10 Legitimate Things I’ve Been Mommy Shamed About
I’ve written quite a bit about mommy shame here at Mommyish, and for the most part I think it’s bullshit. My personal theory on the matter has always been that some women see other women’s choices an an indictment on their own, and that’s simply not the case 90 percent of the time. But thereÂ isÂ such a thing as legitimate mommy shame, and boy oh boy have I experienced it. Because nobody is perfect, and I am as far from perfect as one can possibly get.
10. Raising my voice in public
And my “raising my voice” I mean practically screaming in a Waldbaum’s parking lot. Once time I got so frustrated that I threw an entire dozen eggs on the ground. Basically I had an adult hissy fit, and it was not my proudest moment.
9. Being terrible at accountability
This isn’t a frequent thing, but there are certain mom-responsibilities that I continue to struggle with. Like homework. Or making sure my kids have clean socks. I once fed my kids mac and cheese like three times in a week. Like, as an entire meal. In my defense, we had just moved, but I still had a bitchy neighbor say something about childhood obesity blah blah blah.
8. I rarely censor myself
I have a mouth like a truck driver (in case you haven’t noticed), and I rarely censor myself around my kids. Somehow none of them have picked up a nasty cursing habit, which I completely attribute to threats and luck, but I still get the stink eye from certain people in my family if I accidentally drop an f bomb or ten.
7. Two words – Baby Leash
You know those leash-type harnesses that everyone seems to hate. Yup, I will use the fuck out of one of those. I had two runners and I watched my cousin get hit by a speeding car on her 16th birthday, so judge all you want, but at least I feel safe and my kid can walk around. Still, I kind of get why people hate these things. I mean, it’s a LEASH. But how cute and happy does that baby look up there?
6. I am extremely competitive
I’m the type of parent that has to take a deep breath and remind myself that these are just kids and not professional athletes/artists/performers.
5. I hate volunteering
I am an introvert and until I get to know someone, I am awkward as hell.
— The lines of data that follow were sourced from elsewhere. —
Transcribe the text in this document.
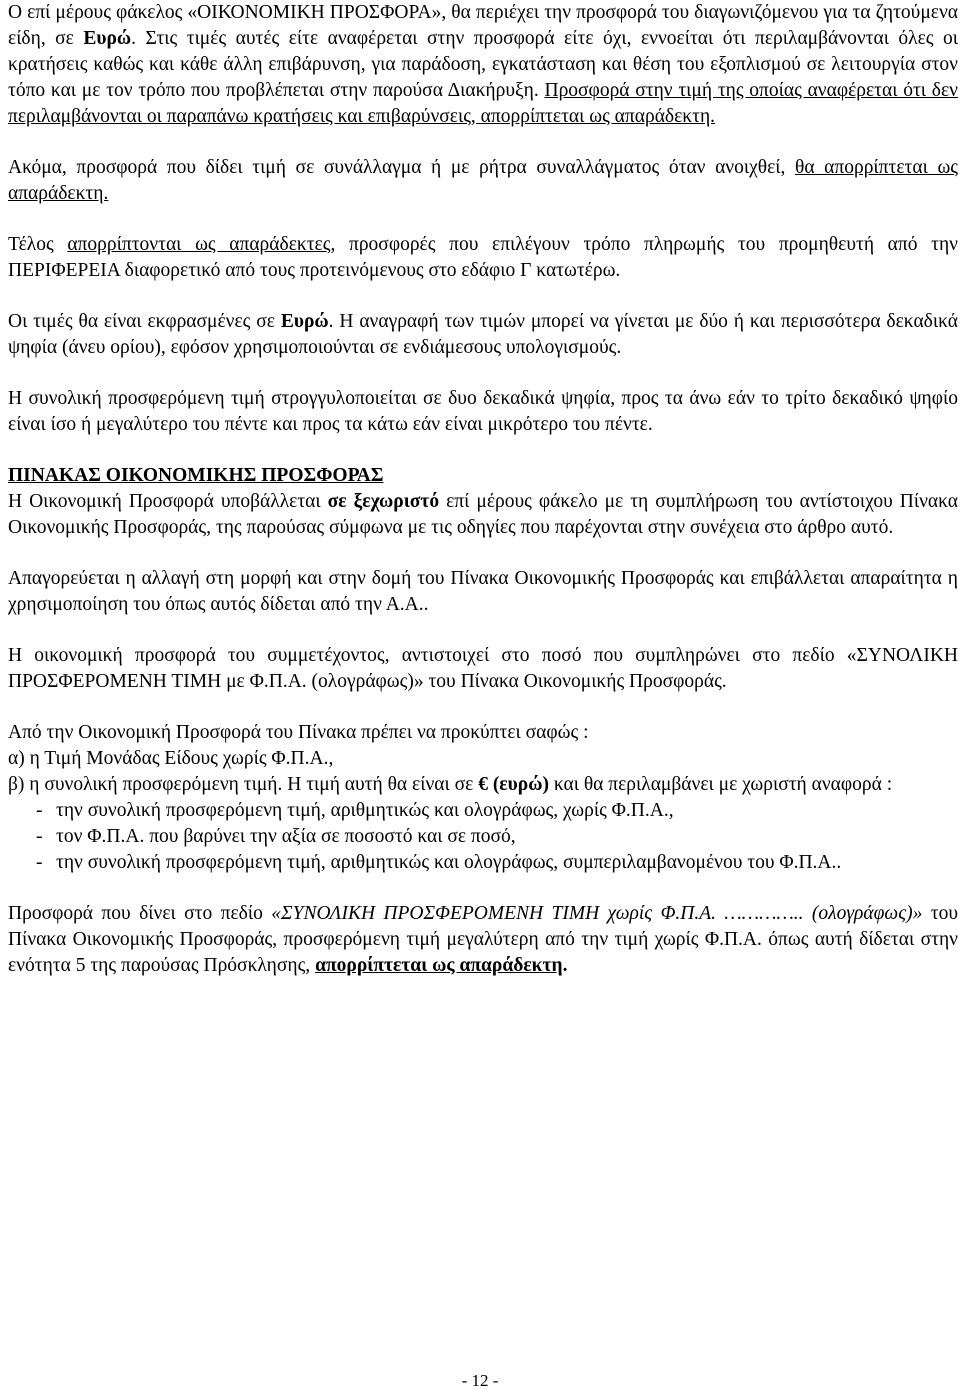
Ο επί μέρους φάκελος «ΟΙΚΟΝΟΜΙΚΗ ΠΡΟΣΦΟΡΑ», θα περιέχει την προσφορά του διαγωνιζόμενου για τα ζητούμενα είδη, σε Ευρώ. Στις τιμές αυτές είτε αναφέρεται στην προσφορά είτε όχι, εννοείται ότι περιλαμβάνονται όλες οι κρατήσεις καθώς και κάθε άλλη επιβάρυνση, για παράδοση, εγκατάσταση και θέση του εξοπλισμού σε λειτουργία στον τόπο και με τον τρόπο που προβλέπεται στην παρούσα Διακήρυξη. Προσφορά στην τιμή της οποίας αναφέρεται ότι δεν περιλαμβάνονται οι παραπάνω κρατήσεις και επιβαρύνσεις, απορρίπτεται ως απαράδεκτη.

Ακόμα, προσφορά που δίδει τιμή σε συνάλλαγμα ή με ρήτρα συναλλάγματος όταν ανοιχθεί, θα απορρίπτεται ως απαράδεκτη.

Τέλος απορρίπτονται ως απαράδεκτες, προσφορές που επιλέγουν τρόπο πληρωμής του προμηθευτή από την ΠΕΡΙΦΕΡΕΙΑ διαφορετικό από τους προτεινόμενους στο εδάφιο Γ κατωτέρω.

Οι τιμές θα είναι εκφρασμένες σε Ευρώ. Η αναγραφή των τιμών μπορεί να γίνεται με δύο ή και περισσότερα δεκαδικά ψηφία (άνευ ορίου), εφόσον χρησιμοποιούνται σε ενδιάμεσους υπολογισμούς.

Η συνολική προσφερόμενη τιμή στρογγυλοποιείται σε δυο δεκαδικά ψηφία, προς τα άνω εάν το τρίτο δεκαδικό ψηφίο είναι ίσο ή μεγαλύτερο του πέντε και προς τα κάτω εάν είναι μικρότερο του πέντε.

ΠΙΝΑΚΑΣ ΟΙΚΟΝΟΜΙΚΗΣ ΠΡΟΣΦΟΡΑΣ

Η Οικονομική Προσφορά υποβάλλεται σε ξεχωριστό επί μέρους φάκελο με τη συμπλήρωση του αντίστοιχου Πίνακα Οικονομικής Προσφοράς, της παρούσας σύμφωνα με τις οδηγίες που παρέχονται στην συνέχεια στο άρθρο αυτό.

Απαγορεύεται η αλλαγή στη μορφή και στην δομή του Πίνακα Οικονομικής Προσφοράς και επιβάλλεται απαραίτητα η χρησιμοποίηση του όπως αυτός δίδεται από την Α.Α..

Η οικονομική προσφορά του συμμετέχοντος, αντιστοιχεί στο ποσό που συμπληρώνει στο πεδίο «ΣΥΝΟΛΙΚΗ ΠΡΟΣΦΕΡΟΜΕΝΗ ΤΙΜΗ με Φ.Π.Α. (ολογράφως)» του Πίνακα Οικονομικής Προσφοράς.

Από την Οικονομική Προσφορά του Πίνακα πρέπει να προκύπτει σαφώς :

α) η Τιμή Μονάδας Είδους χωρίς Φ.Π.Α.,

β) η συνολική προσφερόμενη τιμή. Η τιμή αυτή θα είναι σε € (ευρώ) και θα περιλαμβάνει με χωριστή αναφορά :

- την συνολική προσφερόμενη τιμή, αριθμητικώς και ολογράφως, χωρίς Φ.Π.Α.,
- τον Φ.Π.Α. που βαρύνει την αξία σε ποσοστό και σε ποσό,
- την συνολική προσφερόμενη τιμή, αριθμητικώς και ολογράφως, συμπεριλαμβανομένου του Φ.Π.Α..

Προσφορά που δίνει στο πεδίο «ΣΥΝΟΛΙΚΗ ΠΡΟΣΦΕΡΟΜΕΝΗ ΤΙΜΗ χωρίς Φ.Π.Α. ………….. (ολογράφως)» του Πίνακα Οικονομικής Προσφοράς, προσφερόμενη τιμή μεγαλύτερη από την τιμή χωρίς Φ.Π.Α. όπως αυτή δίδεται στην ενότητα 5 της παρούσας Πρόσκλησης, απορρίπτεται ως απαράδεκτη.

- 12 -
This makes volunteer work excruciating, especially when I’m volunteering with a bunch of parents I don’t know, who inevitably all know each other. It feels like high school all over again.
4. Other people’s kids often annoy me
Obviously I’m not saying I go up to random kids and tell them to eff off, but my house is definitely not a hangout spot. Don’t get me wrong, I love my nieces and nephews, and my friend’s kids are great, but if I don’t know you? Nope-O-Rama.
3. I let my oldest kid watch horror movies
Letting little kids watch wildly inappropriate horror movies is kind of a Locke tradition. I was totally given nightmares by Nightmare On Elm Street and I’m sure I gave my oldest nightmares with The Grudge. It’s the circle of life.
2. I’m lazy about potty training
I once had a mom jokingly say that she potty trained her kids at 18 months “at gun point.” Once I managed to roll my eyes back to the front of my head I just laughed and laughed (in horror). I’m basically the opposite of this. My kids are all done with it now, but at least one of my kids came dangerously close to three and a half before they were completely weaned from pull ups.
1. My kids have a TV in their room
This isn’t to say that the TV is always on, but they watch their fair share of cartoons (and they can watch Frozen for the 100th time while I watch House in the living room…so sue me).